A noite invadia lentamente a minha inatenção. Despertei de repente para a ver entrada. Flutuavam ainda, nas indecisões da Natureza, ruídos incertos como se as coisas compusessem o manto para adormecer.
Tive um outro intervalo comigo próprio. Tornei a meditar sem saber em quê. Quando de novo despertei o silêncio era absoluto — logo invisível de todos os meus sonhos idos e das minhas esperanças mortas, e a minha consciência da vida afundava-se lentamente nele, assumindo, à medida que se afundava, noções novas de possibilidades de compreender a vida sob outros aspectos, vagos terrores e interiores.
As casas eram grandes jazigos impossíveis.
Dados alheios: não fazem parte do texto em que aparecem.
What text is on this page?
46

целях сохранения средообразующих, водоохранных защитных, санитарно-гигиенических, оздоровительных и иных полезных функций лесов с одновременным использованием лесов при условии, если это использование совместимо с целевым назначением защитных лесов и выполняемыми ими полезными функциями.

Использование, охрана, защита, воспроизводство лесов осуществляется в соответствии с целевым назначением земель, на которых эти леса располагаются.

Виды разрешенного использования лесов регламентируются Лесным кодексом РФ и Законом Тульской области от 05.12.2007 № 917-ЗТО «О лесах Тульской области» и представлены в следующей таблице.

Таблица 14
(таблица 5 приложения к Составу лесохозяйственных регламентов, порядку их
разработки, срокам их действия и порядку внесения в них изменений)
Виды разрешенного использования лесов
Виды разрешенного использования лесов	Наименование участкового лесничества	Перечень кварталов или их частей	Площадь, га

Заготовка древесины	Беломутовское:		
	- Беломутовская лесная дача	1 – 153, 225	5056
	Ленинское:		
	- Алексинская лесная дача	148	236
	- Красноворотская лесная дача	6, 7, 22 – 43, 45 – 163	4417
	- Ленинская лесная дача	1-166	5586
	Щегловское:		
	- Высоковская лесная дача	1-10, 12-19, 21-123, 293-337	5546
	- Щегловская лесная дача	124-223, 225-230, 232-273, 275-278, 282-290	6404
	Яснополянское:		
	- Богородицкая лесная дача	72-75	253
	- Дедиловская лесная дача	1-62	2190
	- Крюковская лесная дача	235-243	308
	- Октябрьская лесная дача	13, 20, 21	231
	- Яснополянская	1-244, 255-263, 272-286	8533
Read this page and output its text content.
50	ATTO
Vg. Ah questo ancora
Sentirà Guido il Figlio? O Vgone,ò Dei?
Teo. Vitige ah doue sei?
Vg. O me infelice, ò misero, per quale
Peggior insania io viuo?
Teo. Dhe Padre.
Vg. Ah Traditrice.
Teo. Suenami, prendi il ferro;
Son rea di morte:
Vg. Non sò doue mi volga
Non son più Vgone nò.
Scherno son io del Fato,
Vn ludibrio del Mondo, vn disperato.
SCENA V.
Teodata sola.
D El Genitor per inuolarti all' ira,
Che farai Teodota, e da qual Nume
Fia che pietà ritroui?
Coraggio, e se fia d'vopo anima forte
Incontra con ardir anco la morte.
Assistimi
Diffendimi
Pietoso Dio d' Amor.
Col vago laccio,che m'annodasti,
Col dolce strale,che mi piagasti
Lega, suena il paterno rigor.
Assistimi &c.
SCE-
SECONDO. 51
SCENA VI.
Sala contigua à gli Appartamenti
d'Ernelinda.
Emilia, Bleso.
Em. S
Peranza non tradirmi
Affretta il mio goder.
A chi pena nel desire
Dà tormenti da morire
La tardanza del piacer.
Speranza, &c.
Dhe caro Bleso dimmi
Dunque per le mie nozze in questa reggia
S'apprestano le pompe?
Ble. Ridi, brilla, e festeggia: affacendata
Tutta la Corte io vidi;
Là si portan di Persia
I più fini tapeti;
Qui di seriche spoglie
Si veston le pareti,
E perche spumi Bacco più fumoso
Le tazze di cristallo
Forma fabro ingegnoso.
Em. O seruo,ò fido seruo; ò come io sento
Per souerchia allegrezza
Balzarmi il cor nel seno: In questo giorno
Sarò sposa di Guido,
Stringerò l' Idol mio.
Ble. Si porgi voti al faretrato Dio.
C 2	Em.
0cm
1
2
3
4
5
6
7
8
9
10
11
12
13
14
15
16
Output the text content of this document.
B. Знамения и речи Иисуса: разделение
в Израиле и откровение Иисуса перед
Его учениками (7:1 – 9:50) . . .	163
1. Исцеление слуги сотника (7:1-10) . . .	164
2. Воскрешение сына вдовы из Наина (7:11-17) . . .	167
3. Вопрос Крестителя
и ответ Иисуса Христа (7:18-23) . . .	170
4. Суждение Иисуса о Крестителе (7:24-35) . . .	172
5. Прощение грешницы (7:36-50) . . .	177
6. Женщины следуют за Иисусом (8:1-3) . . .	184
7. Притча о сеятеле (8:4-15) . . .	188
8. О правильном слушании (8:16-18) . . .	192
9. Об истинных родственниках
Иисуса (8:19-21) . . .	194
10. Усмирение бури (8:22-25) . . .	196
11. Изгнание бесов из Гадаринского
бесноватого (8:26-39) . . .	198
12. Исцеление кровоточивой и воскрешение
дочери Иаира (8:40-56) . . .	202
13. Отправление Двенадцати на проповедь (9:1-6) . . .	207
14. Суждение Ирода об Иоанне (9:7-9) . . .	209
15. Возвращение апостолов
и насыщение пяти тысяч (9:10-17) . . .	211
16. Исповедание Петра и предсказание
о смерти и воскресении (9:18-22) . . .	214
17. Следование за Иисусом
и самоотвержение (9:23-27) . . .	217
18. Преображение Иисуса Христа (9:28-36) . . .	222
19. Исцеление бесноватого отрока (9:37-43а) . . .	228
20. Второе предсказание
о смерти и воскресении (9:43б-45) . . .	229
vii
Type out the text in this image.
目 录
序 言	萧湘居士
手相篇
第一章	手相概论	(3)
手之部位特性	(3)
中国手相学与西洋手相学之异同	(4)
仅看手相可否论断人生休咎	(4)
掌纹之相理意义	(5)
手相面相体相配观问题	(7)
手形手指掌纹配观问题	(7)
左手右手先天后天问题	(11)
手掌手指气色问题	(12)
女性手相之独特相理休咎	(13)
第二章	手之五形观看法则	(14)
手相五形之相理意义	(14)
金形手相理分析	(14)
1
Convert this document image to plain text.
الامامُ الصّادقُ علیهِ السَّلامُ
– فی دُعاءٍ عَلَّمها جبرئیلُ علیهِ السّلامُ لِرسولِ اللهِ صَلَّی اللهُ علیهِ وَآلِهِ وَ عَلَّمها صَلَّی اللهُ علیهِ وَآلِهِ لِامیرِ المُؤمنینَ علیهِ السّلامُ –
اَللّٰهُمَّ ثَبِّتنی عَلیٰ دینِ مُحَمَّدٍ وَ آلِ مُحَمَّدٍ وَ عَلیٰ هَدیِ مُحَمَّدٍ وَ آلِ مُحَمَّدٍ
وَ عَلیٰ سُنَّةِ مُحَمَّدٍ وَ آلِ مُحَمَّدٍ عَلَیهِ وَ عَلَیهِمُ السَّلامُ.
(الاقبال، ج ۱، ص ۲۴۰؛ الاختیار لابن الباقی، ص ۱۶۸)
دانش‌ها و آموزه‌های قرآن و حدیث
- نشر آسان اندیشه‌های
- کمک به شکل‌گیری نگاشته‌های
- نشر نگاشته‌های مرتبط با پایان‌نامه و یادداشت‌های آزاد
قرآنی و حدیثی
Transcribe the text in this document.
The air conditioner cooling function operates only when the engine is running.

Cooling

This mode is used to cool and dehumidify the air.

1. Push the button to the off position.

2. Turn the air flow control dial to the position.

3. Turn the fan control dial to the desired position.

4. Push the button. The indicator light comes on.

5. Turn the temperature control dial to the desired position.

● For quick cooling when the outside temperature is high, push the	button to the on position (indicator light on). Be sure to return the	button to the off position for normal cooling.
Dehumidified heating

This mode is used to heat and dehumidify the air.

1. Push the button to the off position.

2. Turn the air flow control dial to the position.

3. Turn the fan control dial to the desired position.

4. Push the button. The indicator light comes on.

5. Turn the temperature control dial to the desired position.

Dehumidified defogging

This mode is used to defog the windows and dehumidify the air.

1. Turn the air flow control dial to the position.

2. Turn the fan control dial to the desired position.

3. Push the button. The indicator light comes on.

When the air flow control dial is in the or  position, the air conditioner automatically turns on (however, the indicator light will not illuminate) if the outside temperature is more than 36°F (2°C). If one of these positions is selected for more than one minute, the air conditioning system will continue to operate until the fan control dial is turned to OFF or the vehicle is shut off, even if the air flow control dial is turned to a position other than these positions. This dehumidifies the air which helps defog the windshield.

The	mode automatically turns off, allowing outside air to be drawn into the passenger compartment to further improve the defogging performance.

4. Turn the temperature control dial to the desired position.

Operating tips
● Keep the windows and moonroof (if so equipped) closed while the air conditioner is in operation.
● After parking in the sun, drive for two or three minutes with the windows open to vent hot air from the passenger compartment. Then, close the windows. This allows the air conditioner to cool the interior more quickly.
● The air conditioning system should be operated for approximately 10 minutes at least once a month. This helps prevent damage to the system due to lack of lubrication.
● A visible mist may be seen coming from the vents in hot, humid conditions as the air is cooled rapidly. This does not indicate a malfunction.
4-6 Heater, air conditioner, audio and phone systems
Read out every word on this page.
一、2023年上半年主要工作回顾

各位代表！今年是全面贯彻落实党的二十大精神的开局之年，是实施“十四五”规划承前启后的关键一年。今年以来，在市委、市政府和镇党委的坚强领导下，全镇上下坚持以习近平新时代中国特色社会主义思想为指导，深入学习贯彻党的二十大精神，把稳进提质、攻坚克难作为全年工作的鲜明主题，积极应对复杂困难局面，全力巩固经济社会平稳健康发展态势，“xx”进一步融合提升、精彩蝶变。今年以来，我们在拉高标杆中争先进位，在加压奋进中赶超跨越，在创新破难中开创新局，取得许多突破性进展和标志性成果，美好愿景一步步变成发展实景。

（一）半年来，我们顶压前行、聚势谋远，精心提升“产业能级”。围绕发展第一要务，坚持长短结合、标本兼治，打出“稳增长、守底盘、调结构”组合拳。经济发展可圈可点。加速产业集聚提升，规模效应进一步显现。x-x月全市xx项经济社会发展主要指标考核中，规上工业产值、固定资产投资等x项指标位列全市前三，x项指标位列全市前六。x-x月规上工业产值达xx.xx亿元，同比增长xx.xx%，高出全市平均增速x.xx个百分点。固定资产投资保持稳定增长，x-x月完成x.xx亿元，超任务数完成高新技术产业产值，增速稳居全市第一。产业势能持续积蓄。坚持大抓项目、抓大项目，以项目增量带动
As árvores, no seu alinhamento ao longo da avenida, vagas atitudes despidas de nos poderem dar qualquer ideia de vegetais.
Tive de repente uma sensação ampla e absurda — a de que eu era um mar, ou o traço de um mar, que a vaga proa de não sei que navio vinha erguidamente abrindo.
Pareceu-me que me dividia e que através do meu dividir, me passavam sensações de outras coisas e que essas sensações por me dividirem no passar, não eram sentidas por mim.
Acabou tudo como uma rua quando viramos a esquina. Tive uma dificuldade física em me crer existente. Para além da linha dos cimos dos prédios olhava a […]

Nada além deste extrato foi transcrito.